Students from UNCG look at artwork in the Weatherspoon Art Museum.

Thanks to a grant from the Helen Frankenthaler Foundation, as well as state funding specifically earmarked for infrastructure projects, the Weatherspoon Art Museum is able to seize an unprecedented opportunity to improve the building and the visitor and staff experience. In order to make these changes, the museum will close for summer.

The museum is installing all new lighting throughout the upstairs galleries and subtly reconfiguring walls to allow for easier traffic flow between the Guild and Ivy Galleries. The Benjamin Auditorium will get a new computer system, and the first-floor galleries will be entirely repainted ahead of the 2024-25 exhibitions.

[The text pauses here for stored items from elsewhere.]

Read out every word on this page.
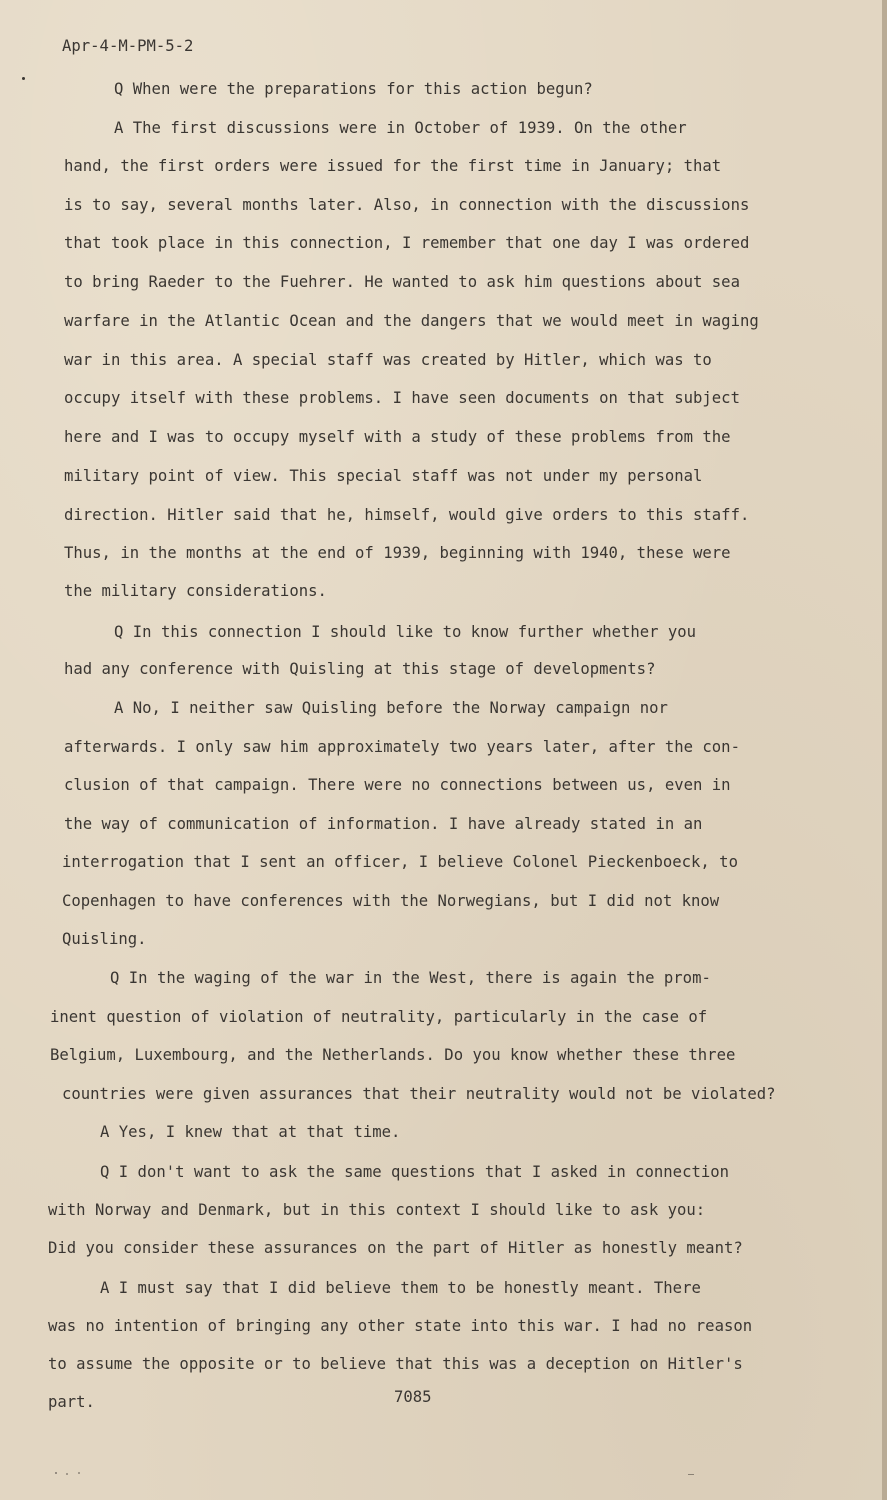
Apr-4-M-PM-5-2
Q When were the preparations for this action begun?
A The first discussions were in October of 1939. On the other
hand, the first orders were issued for the first time in January; that
is to say, several months later. Also, in connection with the discussions
that took place in this connection, I remember that one day I was ordered
to bring Raeder to the Fuehrer. He wanted to ask him questions about sea
warfare in the Atlantic Ocean and the dangers that we would meet in waging
war in this area. A special staff was created by Hitler, which was to
occupy itself with these problems. I have seen documents on that subject
here and I was to occupy myself with a study of these problems from the
military point of view. This special staff was not under my personal
direction. Hitler said that he, himself, would give orders to this staff.
Thus, in the months at the end of 1939, beginning with 1940, these were
the military considerations.
Q In this connection I should like to know further whether you
had any conference with Quisling at this stage of developments?
A No, I neither saw Quisling before the Norway campaign nor
afterwards. I only saw him approximately two years later, after the con-
clusion of that campaign. There were no connections between us, even in
the way of communication of information. I have already stated in an
interrogation that I sent an officer, I believe Colonel Pieckenboeck, to
Copenhagen to have conferences with the Norwegians, but I did not know
Quisling.
Q In the waging of the war in the West, there is again the prom-
inent question of violation of neutrality, particularly in the case of
Belgium, Luxembourg, and the Netherlands. Do you know whether these three
countries were given assurances that their neutrality would not be violated?
A Yes, I knew that at that time.
Q I don't want to ask the same questions that I asked in connection
with Norway and Denmark, but in this context I should like to ask you:
Did you consider these assurances on the part of Hitler as honestly meant?
A I must say that I did believe them to be honestly meant. There
was no intention of bringing any other state into this war. I had no reason
to assume the opposite or to believe that this was a deception on Hitler's
part.	7085
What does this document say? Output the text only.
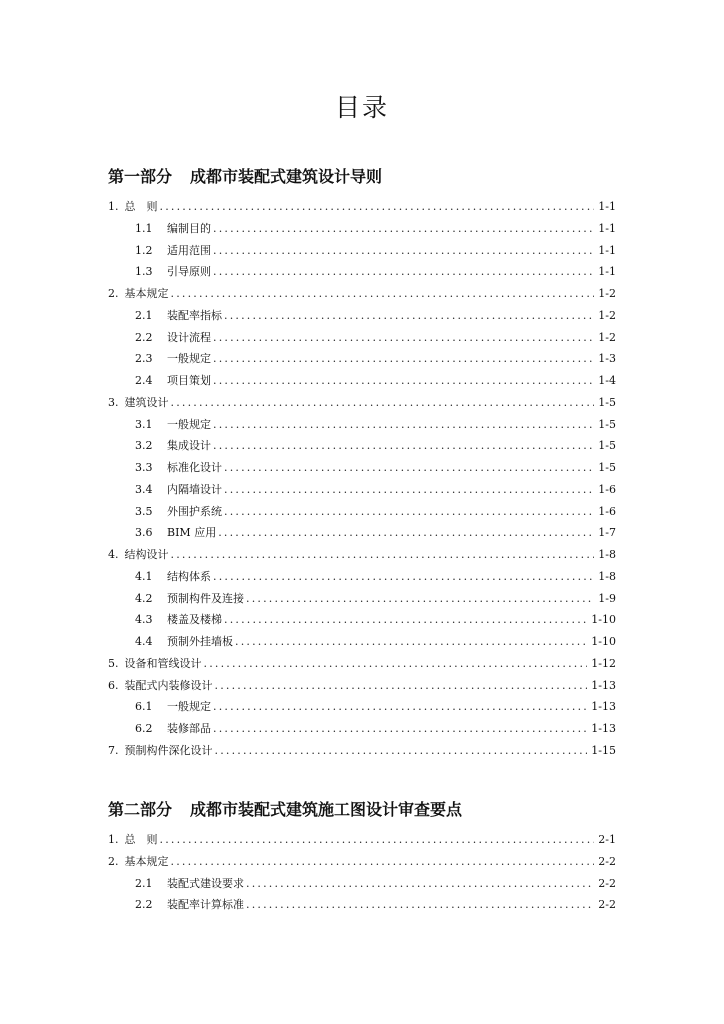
目录
第一部分 成都市装配式建筑设计导则
1. 总　则 .....	1-1
1.1	编制目的 .....	1-1
1.2	适用范围 .....	1-1
1.3	引导原则 .....	1-1
2. 基本规定 .....	1-2
2.1	装配率指标 .....	1-2
2.2	设计流程 .....	1-2
2.3	一般规定 .....	1-3
2.4	项目策划 .....	1-4
3. 建筑设计 .....	1-5
3.1	一般规定 .....	1-5
3.2	集成设计 .....	1-5
3.3	标准化设计 .....	1-5
3.4	内隔墙设计 .....	1-6
3.5	外围护系统 .....	1-6
3.6	BIM 应用 .....	1-7
4. 结构设计 .....	1-8
4.1	结构体系 .....	1-8
4.2	预制构件及连接 .....	1-9
4.3	楼盖及楼梯 .....	1-10
4.4	预制外挂墙板 .....	1-10
5. 设备和管线设计 .....	1-12
6. 装配式内装修设计 .....	1-13
6.1	一般规定 .....	1-13
6.2	装修部品 .....	1-13
7. 预制构件深化设计 .....	1-15
第二部分 成都市装配式建筑施工图设计审查要点
1. 总　则 .....	2-1
2. 基本规定 .....	2-2
2.1	装配式建设要求 .....	2-2
2.2	装配率计算标准 .....	2-2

The upstairs lounge and seating areas will remain open and available to students up until the end of day Saturday, April 20. The first-floor spaces will close after May 25. During this time, staff, art history faculty, and construction crews will be the only ones allowed to access to the museum interior. Signage will be on all doors and gates.

The museum will reopen on August 13 to its regular hours from 10 a.m. – 5 p.m. Visitors will be able to see the changes made to the building to keep up with Weatherspoon’s strategic framework.

Before the first floor closes, guests can check out the 2024 UNCG MFA Thesis Exhibition from April 27 to May 25. This year’s exhibition will feature work by Erin Fei, Karrington Gardner, Sam Machia Keshet, Jason Lord, and Daniel Ramirez-Lamos and represents the culmination of each student’s unique experience at UNCG. The exhibition demonstrates the research, reflection, experimentation, critical thinking, and artistic skills honed by these artists while in the program.

Weatherspoon will hold an artists talk and reception for the MFA Thesis Exhibition on May 2 beginning at 5:30 p.m.

The Lalla Essaydi exhibition will also remain on view until May 25.

Updates will be posted on the Weatherspoon Art Museum website and in regular social media and email communications.